Mas era preciso reagir. Foi, então, que um grupo de farmacêuticos dirigiu-se ao Presidente Juscelino Kubitschek, para lhe pedir a criação da entidade. Dias depois, JK enviou à Câmara, em regime de urgência, um Projeto de Lei propondo a criação dos Conselhos Federal e Regionais de Farmácia. No Legislativo, a proposta foi acolhida pelo Deputado Ulysses Guimarães, que deu celeridade à sua tramitação e se empenhou para que a matéria fosse aprovada. Os farmacêuticos, tendo à frente o CFF, reagiram bravamente contra as pressões do poder econômico.

A partir dos anos 80, iniciou-se o processo de recuperação dessas perdas, com o fortalecimento da atenção farmacêutica, graças à disseminação dos princípios da Farmácia Clínica, um movimento que se espalhou pelo mundo. Nós, então, passamos a mostrar à sociedade que é impraticável se chegar ao sucesso da terapêutica medicamentosa, sem os nossos serviços profissionais.

O CFF foi além questões éticas. Em minha gestão, o Órgão avocou responsabilidades em outras áreas, que induziram o fortalecimento da profissão.
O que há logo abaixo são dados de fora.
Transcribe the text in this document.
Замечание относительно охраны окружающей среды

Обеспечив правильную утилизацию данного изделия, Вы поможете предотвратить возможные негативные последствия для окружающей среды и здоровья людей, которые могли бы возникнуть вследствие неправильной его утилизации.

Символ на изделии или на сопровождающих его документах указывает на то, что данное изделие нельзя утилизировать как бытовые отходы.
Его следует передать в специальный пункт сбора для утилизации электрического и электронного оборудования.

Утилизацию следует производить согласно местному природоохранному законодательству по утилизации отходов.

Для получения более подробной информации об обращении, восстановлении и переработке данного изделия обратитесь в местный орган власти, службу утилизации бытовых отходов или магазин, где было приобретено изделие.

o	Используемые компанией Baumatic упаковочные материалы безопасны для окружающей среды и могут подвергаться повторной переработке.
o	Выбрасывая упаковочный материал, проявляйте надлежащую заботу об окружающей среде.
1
Implantamos políticas de qualificação técnico-científica, reforçadas pela criação da Fundação Brasileira de Ciências Farmacêuticas, responsável pelos cursos de pós-graduação que estamos oferecndo aos farmacêuticos.

Entendemos que, mais capacitados e imbuídos de responsabilidade social, os farmacêuticos se fortalecem e prestam serviços com qualidade à população. A população é a razão de existir do CFF e dos nossos serviços profissionais. Por isso, o Órgão, sempre, marchou conectado à sociedade.
Mais: o Conselho resgatou a auto-estima dos profissionais; implantou os Conselhos Regionais, em todos os Estados; disseminou entre farmacêuticos a cultura da busca permanente por conhecimentos universais e humanísticos; propagou-lhes o sentido de responsabilidade social como profissionais da saúde; promoveu discussões que levaram à reformulação do ensino nas Universidades; e incluiu os farmacêuticos nos programas de atenção básica do SUS (Sistema Único de Saúde).

Também, regulamentamos, por meio de resoluções, todas as 74 atividades exercidas, hoje, pelos farmacêuticos em todas as suas áreas de atuação. Isso dá parâmetros e segurança aos fazeres profissionais.

Por tudo isto, comemoramos o nosso jubileu de ouro, numa solenidade que reuniu muitos Senadores, entre eles a nossa querida Lúcia Vânia (PSDB-GO), e Deputados Federais; lideranças farmacêuticas, empresários do setor, profissionais e estudantes de Farmácia, diretores de Conselhos e entidades da Saúde. O Presidente da FIP (Federação Farmacêutica Internacional), o suíço Michel Buchmann, veio de Genebra exclusivamente para participar da cerimônia.

O CFF é instituição sólida e grande, porque é focada no bem-estar da população, na promoção da saúde e no crescimento da profissão farmacêutica.